Human education moves from the general to the narrow—we begin with compulsory education, where every child more or less learns the same skills and the same fundamental knowledge. As a child ages, they specialize and their education narrows—they pick a major, perhaps a sub-program within that major, and then a career, and then a specialty, and then a job, and perhaps some sub-specializations as well.  

Artificial intelligence is moving in the opposite direction. Narrow artificial intelligence has been enormously successful across many implementations, and for almost thirty years it was the focus of the bulk of academic research and financial investment in AI. Today, a many people believe that AGI can and will be achieved within a generation—however, there are significant holdouts who believe it will emerge within the next few years, or take as long as a few centuries to emerge, or that it is entirely impossible. 

The momentum, however, has shifted in the past few years towards AGI emerging sooner. That’s why OpenAI is moving so quickly on developing ever-more sophisticated large language models. AGI is also the ultimate push behind the AI efforts from Google and Meta. Amazon, a leader in developing and implementing narrow AI at all levels of its business, has also pivoted to pursue AGI. 

What Could AGI Mean? 

With human cognitive abilities, an artificial general intelligence may be conscious or sentient. It certainly would have the ability to conduct any or all knowledge work currently handled by human beings. Whether AI is conscious or not depends on the answer to an age-old question—is human consciousness purely a product of the structures and processes within the material brain, or is there something else, beyond the purely physical, that makes a person a person? 

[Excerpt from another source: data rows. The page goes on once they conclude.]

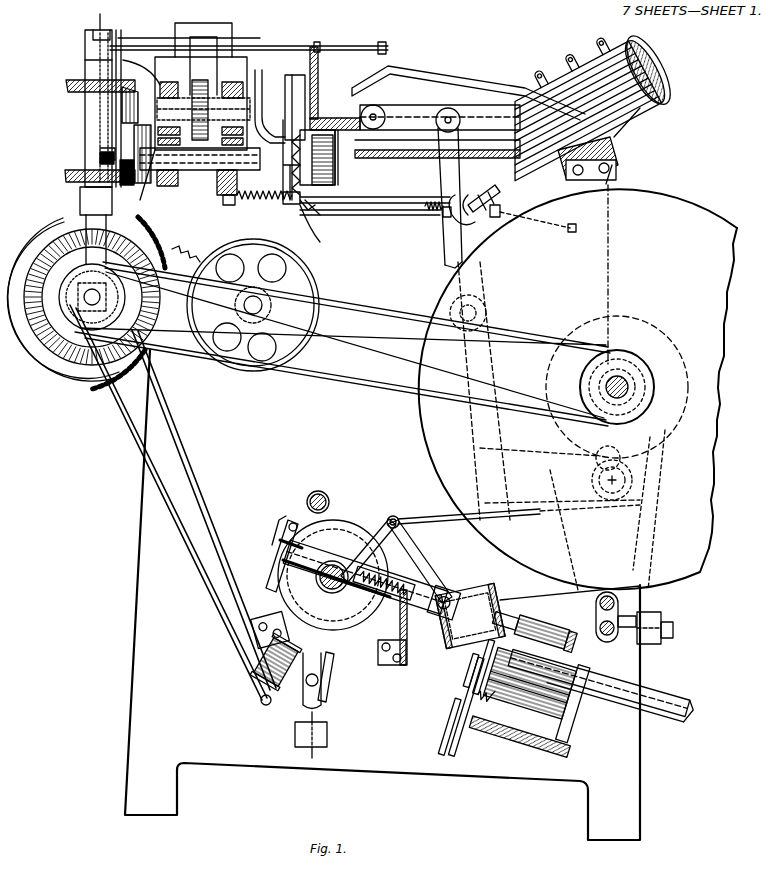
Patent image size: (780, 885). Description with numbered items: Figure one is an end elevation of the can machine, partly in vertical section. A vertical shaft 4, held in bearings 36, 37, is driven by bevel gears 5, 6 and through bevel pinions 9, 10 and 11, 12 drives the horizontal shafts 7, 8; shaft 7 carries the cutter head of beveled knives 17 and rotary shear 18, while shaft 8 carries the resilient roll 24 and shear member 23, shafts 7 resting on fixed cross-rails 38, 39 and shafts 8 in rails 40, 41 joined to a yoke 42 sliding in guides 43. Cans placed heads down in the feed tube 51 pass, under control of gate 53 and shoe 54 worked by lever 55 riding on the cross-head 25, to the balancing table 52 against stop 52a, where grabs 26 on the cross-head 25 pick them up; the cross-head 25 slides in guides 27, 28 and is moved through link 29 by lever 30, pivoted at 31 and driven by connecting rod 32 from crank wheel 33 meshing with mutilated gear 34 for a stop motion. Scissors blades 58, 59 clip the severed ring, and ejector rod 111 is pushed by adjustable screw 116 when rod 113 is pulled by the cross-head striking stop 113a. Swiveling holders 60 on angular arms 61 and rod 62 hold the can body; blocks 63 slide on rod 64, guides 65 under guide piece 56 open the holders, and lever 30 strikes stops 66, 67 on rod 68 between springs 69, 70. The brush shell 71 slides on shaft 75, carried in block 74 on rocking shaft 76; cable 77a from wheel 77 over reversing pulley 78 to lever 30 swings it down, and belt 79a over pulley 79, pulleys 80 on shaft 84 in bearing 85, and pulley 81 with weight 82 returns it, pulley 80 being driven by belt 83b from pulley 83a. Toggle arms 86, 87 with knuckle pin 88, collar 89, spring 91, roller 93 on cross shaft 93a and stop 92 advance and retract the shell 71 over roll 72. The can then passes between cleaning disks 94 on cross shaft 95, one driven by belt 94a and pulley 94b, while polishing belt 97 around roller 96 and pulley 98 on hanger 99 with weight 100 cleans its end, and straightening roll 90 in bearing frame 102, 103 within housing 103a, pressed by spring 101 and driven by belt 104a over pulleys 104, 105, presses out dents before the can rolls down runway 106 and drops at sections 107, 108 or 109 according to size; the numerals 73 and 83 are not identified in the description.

The vertical shaft 4 is at (90, 132).
The bevel gear 5 is at (35, 352).
The bevel gear 6 is at (84, 238).
The shaft 7 is at (100, 150).
The shaft 8 is at (116, 108).
The bevel pinion 9 is at (70, 175).
The bevel pinion 10 is at (136, 150).
The bevel pinion 11 is at (68, 88).
The bevel pinion 12 is at (134, 100).
The beveled knives 17 is at (336, 186).
The rotary shear member 18 is at (290, 206).
The shear member 23 is at (292, 85).
The resilient head or roll 24 is at (297, 107).
The cross-head 25 is at (318, 95).
The grabs 26 is at (342, 165).
The guide 27 is at (468, 118).
The guide 28 is at (474, 134).
The link 29 is at (395, 112).
The lever 30 is at (450, 258).
The pivot 31 is at (520, 585).
The connecting rod 32 is at (350, 302).
The crank wheel 33 is at (300, 352).
The mutilated gear 34 is at (212, 246).
The bearing 36 is at (82, 200).
The bearing 37 is at (85, 52).
The fixed cross-rail 38 is at (178, 184).
The fixed cross-rail 39 is at (216, 187).
The rail 40 is at (169, 105).
The rail 41 is at (232, 105).
The yoke 42 is at (232, 40).
The guides 43 is at (215, 22).
The feed tube 51 is at (625, 42).
The balancing table 52 is at (478, 195).
The stop 52a is at (452, 205).
The gate 53 is at (535, 80).
The shoe 54 is at (590, 56).
The lever 55 is at (435, 72).
The guide piece 56 is at (562, 68).
The scissors shear member 58 is at (201, 169).
The scissors shear blade 59 is at (258, 82).
The swiveling holders 60 is at (285, 160).
The angular arms 61 is at (320, 212).
The rod 62 is at (320, 242).
The block 63 is at (304, 216).
The rod 64 is at (378, 199).
The guides 65 is at (385, 160).
The stop 66 is at (469, 226).
The stop 67 is at (566, 234).
The rod 68 is at (365, 216).
The spring 69 is at (438, 222).
The spring 70 is at (258, 200).
The brush shell 71 is at (462, 588).
The roll 72 is at (536, 616).
The collar 73 is at (560, 636).
The block 74 is at (322, 558).
The shaft 75 is at (412, 572).
The shaft 76 is at (322, 590).
The wheel 77 is at (335, 520).
The flexible cable 77a is at (422, 516).
The reversing pulley 78 is at (612, 502).
The pulley 79 is at (275, 550).
The belt 79a is at (292, 524).
The pulleys 80 is at (300, 692).
The pulley 81 is at (336, 657).
The weight 82 is at (327, 734).
The belt 83 is at (258, 690).
The pulley 83a is at (128, 290).
The connecting belt 83b is at (210, 490).
The shaft 84 is at (245, 668).
The bearing 85 is at (278, 706).
The toggle arm 86 is at (386, 518).
The toggle arm 87 is at (414, 546).
The knuckle pin 88 is at (396, 516).
The collar 89 is at (438, 618).
The straightening roll 90 is at (470, 690).
The spring 91 is at (380, 600).
The stop 92 is at (408, 645).
The roller 93 is at (324, 492).
The cross shaft 93a is at (308, 500).
The cleaning disks 94 is at (430, 402).
The belt 94a is at (528, 326).
The pulley 94b is at (655, 385).
The cross shaft 95 is at (618, 398).
The roller 96 is at (552, 412).
The cleaning belt 97 is at (578, 540).
The pulley 98 is at (625, 636).
The swinging hanger 99 is at (620, 606).
The weight 100 is at (662, 616).
The spring 101 is at (498, 712).
The bearing frame 102 is at (482, 650).
The bearing frame 103 is at (572, 682).
The housing 103a is at (566, 716).
The pulley 104 is at (462, 668).
The belt 104a is at (458, 712).
The pulley 105 is at (456, 736).
The runway 106 is at (606, 690).
The runway section 107 is at (641, 718).
The runway section 108 is at (672, 708).
The runway section 109 is at (694, 700).
The rod 111 is at (132, 179).
The rod 113 is at (318, 44).
The stop 113a is at (383, 42).
The adjustable screw 116 is at (100, 160).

The first answer, the answer of the physical camp, if correct, would mean that an AGI is a conscious, sentient person upon emerging. The second answer would mean that an AGI is actually a machine because it does not have whatever non-physical essence that we have that makes us, us. 

If these primary ethical questions are sorted out, then the question becomes—what do we do with all of our knowledge workers whose skills, knowledge and work is no longer valuable? As a finance and technology journalist, I sure hope we figure that out sooner than later!